Hatice Teyze’nin hayatı, sadece kendi açısından değil, yaşadığı toplumun sosyal yapısı ve kültürel dinamikleri açısından da büyük bir miras bırakmıştır. Yaşadığı dönemlerde köydeki toplumsal değerlerin önemine dikkat çeken Hatice Teyze, yardımlaşmanın, dayanışmanın ve aile olmanın önemine her daim vurgu yapmıştır. Günümüzde bu kavramların ne kadar gerilediği düşünülünce, Hatice Teyze’nin sözleri bir nevi günümüz gençliğine kılavuz olmuştur.
Hatice Teyze’nin vefatı, yalnızca ailesini değil, onu tanıyan tüm toplumu derinden etkiledi. Mahallede düzenlenen cenaze törenine, genç yaşlı pek çok kişi katılarak ona son bir selam durdu. Bu durum, Hatice Teyze’nin topluma olan katkısının ve sevgi dolu yaklaşımının bir göstergesi oldu. Hayatı boyunca edindiği dostlar, onu asla unutmayacaklarını, hatıralarının hep yaşayacağını belirtti.

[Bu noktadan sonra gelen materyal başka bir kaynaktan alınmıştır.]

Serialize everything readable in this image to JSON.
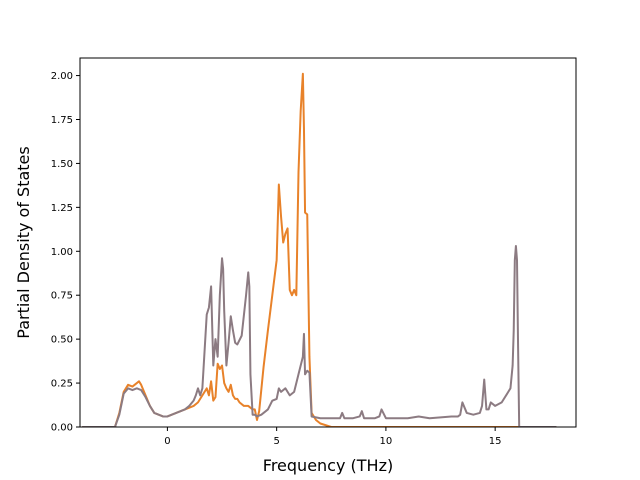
{
  "chart_data": {
    "type": "line",
    "title": "",
    "xlabel": "Frequency (THz)",
    "ylabel": "Partial Density of States",
    "xlim": [
      -4.0,
      18.7
    ],
    "ylim": [
      0.0,
      2.1
    ],
    "xticks": [
      0,
      5,
      10,
      15
    ],
    "yticks": [
      0.0,
      0.25,
      0.5,
      0.75,
      1.0,
      1.25,
      1.5,
      1.75,
      2.0
    ],
    "xtick_labels": [
      "0",
      "5",
      "10",
      "15"
    ],
    "ytick_labels": [
      "0.00",
      "0.25",
      "0.50",
      "0.75",
      "1.00",
      "1.25",
      "1.50",
      "1.75",
      "2.00"
    ],
    "grid": false,
    "legend": false,
    "series": [
      {
        "color": "#e8822a",
        "x": [
          -3.9,
          -2.4,
          -2.2,
          -2.0,
          -1.8,
          -1.6,
          -1.5,
          -1.3,
          -1.2,
          -1.0,
          -0.8,
          -0.6,
          -0.4,
          -0.2,
          0.0,
          0.2,
          0.4,
          0.6,
          0.8,
          1.0,
          1.2,
          1.4,
          1.6,
          1.7,
          1.8,
          1.9,
          2.0,
          2.1,
          2.2,
          2.3,
          2.4,
          2.5,
          2.6,
          2.7,
          2.8,
          2.9,
          3.0,
          3.1,
          3.2,
          3.3,
          3.5,
          3.7,
          3.9,
          4.0,
          4.1,
          4.2,
          4.4,
          4.6,
          4.8,
          5.0,
          5.1,
          5.2,
          5.3,
          5.4,
          5.5,
          5.6,
          5.7,
          5.8,
          5.9,
          6.0,
          6.1,
          6.2,
          6.25,
          6.3,
          6.4,
          6.5,
          6.6,
          6.8,
          7.0,
          7.5,
          8.0,
          17.8
        ],
        "y": [
          0.0,
          0.0,
          0.08,
          0.2,
          0.24,
          0.23,
          0.24,
          0.26,
          0.24,
          0.18,
          0.12,
          0.08,
          0.07,
          0.06,
          0.06,
          0.07,
          0.08,
          0.09,
          0.1,
          0.11,
          0.12,
          0.14,
          0.18,
          0.2,
          0.22,
          0.18,
          0.26,
          0.15,
          0.17,
          0.36,
          0.33,
          0.35,
          0.25,
          0.22,
          0.2,
          0.24,
          0.18,
          0.16,
          0.16,
          0.14,
          0.12,
          0.12,
          0.1,
          0.1,
          0.04,
          0.09,
          0.34,
          0.55,
          0.75,
          0.95,
          1.38,
          1.2,
          1.05,
          1.1,
          1.13,
          0.78,
          0.75,
          0.78,
          0.75,
          1.45,
          1.8,
          2.01,
          1.7,
          1.22,
          1.21,
          0.4,
          0.08,
          0.04,
          0.02,
          0.0,
          0.0,
          0.0
        ]
      },
      {
        "color": "#8c7b82",
        "x": [
          -3.9,
          -2.4,
          -2.2,
          -2.0,
          -1.8,
          -1.6,
          -1.4,
          -1.2,
          -1.0,
          -0.8,
          -0.6,
          -0.4,
          -0.2,
          0.0,
          0.2,
          0.4,
          0.6,
          0.8,
          1.0,
          1.2,
          1.3,
          1.4,
          1.5,
          1.6,
          1.8,
          1.9,
          2.0,
          2.1,
          2.2,
          2.3,
          2.4,
          2.5,
          2.55,
          2.6,
          2.7,
          2.8,
          2.9,
          3.0,
          3.1,
          3.2,
          3.4,
          3.6,
          3.7,
          3.75,
          3.8,
          3.9,
          4.0,
          4.1,
          4.3,
          4.6,
          4.8,
          5.0,
          5.1,
          5.2,
          5.4,
          5.6,
          5.8,
          6.0,
          6.2,
          6.25,
          6.3,
          6.4,
          6.5,
          6.6,
          7.0,
          7.5,
          7.9,
          8.0,
          8.1,
          8.5,
          8.8,
          8.9,
          9.0,
          9.5,
          9.7,
          9.8,
          10.0,
          11.0,
          11.5,
          12.0,
          13.0,
          13.3,
          13.4,
          13.5,
          13.7,
          14.0,
          14.3,
          14.4,
          14.5,
          14.6,
          14.7,
          14.8,
          15.0,
          15.3,
          15.6,
          15.7,
          15.8,
          15.85,
          15.9,
          15.95,
          16.0,
          16.05,
          16.1,
          17.8
        ],
        "y": [
          0.0,
          0.0,
          0.07,
          0.19,
          0.22,
          0.21,
          0.22,
          0.21,
          0.17,
          0.12,
          0.08,
          0.07,
          0.06,
          0.06,
          0.07,
          0.08,
          0.09,
          0.1,
          0.12,
          0.15,
          0.18,
          0.22,
          0.18,
          0.22,
          0.64,
          0.68,
          0.8,
          0.35,
          0.5,
          0.4,
          0.75,
          0.96,
          0.9,
          0.66,
          0.35,
          0.48,
          0.63,
          0.55,
          0.48,
          0.47,
          0.52,
          0.75,
          0.88,
          0.8,
          0.3,
          0.07,
          0.07,
          0.06,
          0.07,
          0.1,
          0.15,
          0.16,
          0.22,
          0.2,
          0.22,
          0.18,
          0.2,
          0.3,
          0.4,
          0.53,
          0.3,
          0.32,
          0.31,
          0.06,
          0.05,
          0.05,
          0.05,
          0.08,
          0.05,
          0.05,
          0.06,
          0.09,
          0.05,
          0.05,
          0.06,
          0.1,
          0.05,
          0.05,
          0.06,
          0.05,
          0.06,
          0.06,
          0.07,
          0.14,
          0.08,
          0.07,
          0.08,
          0.12,
          0.27,
          0.1,
          0.1,
          0.14,
          0.12,
          0.14,
          0.2,
          0.22,
          0.35,
          0.55,
          0.95,
          1.03,
          0.95,
          0.45,
          0.0,
          0.0
        ]
      }
    ]
  }
}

Hatice Teyze’nin hikayesi, sadece bir bireyin yaşamının sona ermesi değil; aynı zamanda uzun bir hayatın tecrübesinin, bilgeliğin ve kültürel birikimin sona ermesidir. Onun gibi 100 yılı aşkın süredir dünyada olan insanların sayısı günden güne azalıyor. Bu durum, toplumsal hafızamızın da erozyona uğradığının bir işareti olarak değerlendirilebilir. Bu nedenle, Hatice Teyze gibi hayat öğretmenlerinin kıymeti, daha çok anlaşılmalıdır.

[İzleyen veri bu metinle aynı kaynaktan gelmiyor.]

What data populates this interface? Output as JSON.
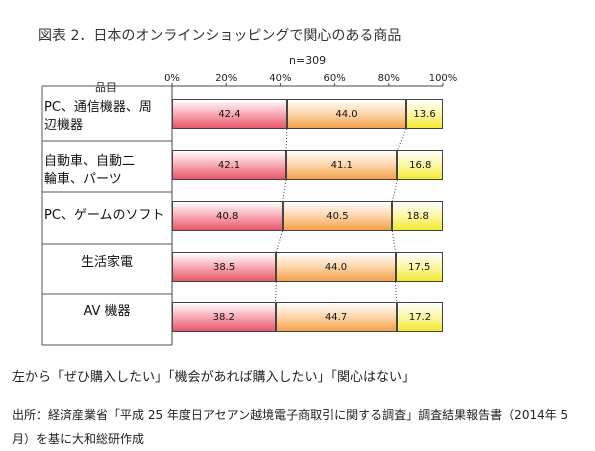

Sonuç olarak, Hatice Teyze’nin yaşamı hem bireysel olarak hem de toplumsal düzlemde göz dolduran sayısız deneyimi barındırıyordu. Sağlık ve mutluluğun sırlarını bilgece aktarırken, bir yandan da kaybettiği dostlarının anılarıyla anılarını zenginleştirerek hayatına devam etti. Türkiye’nin en yaşlı kadını olan Hatice Teyze, 131 yıllık yaşamında geride sayısız değerli anı, tecrübe ve öğüt bıraktı. Onun anısı, gelecekteki nesillere ilham vermeye devam edecektir.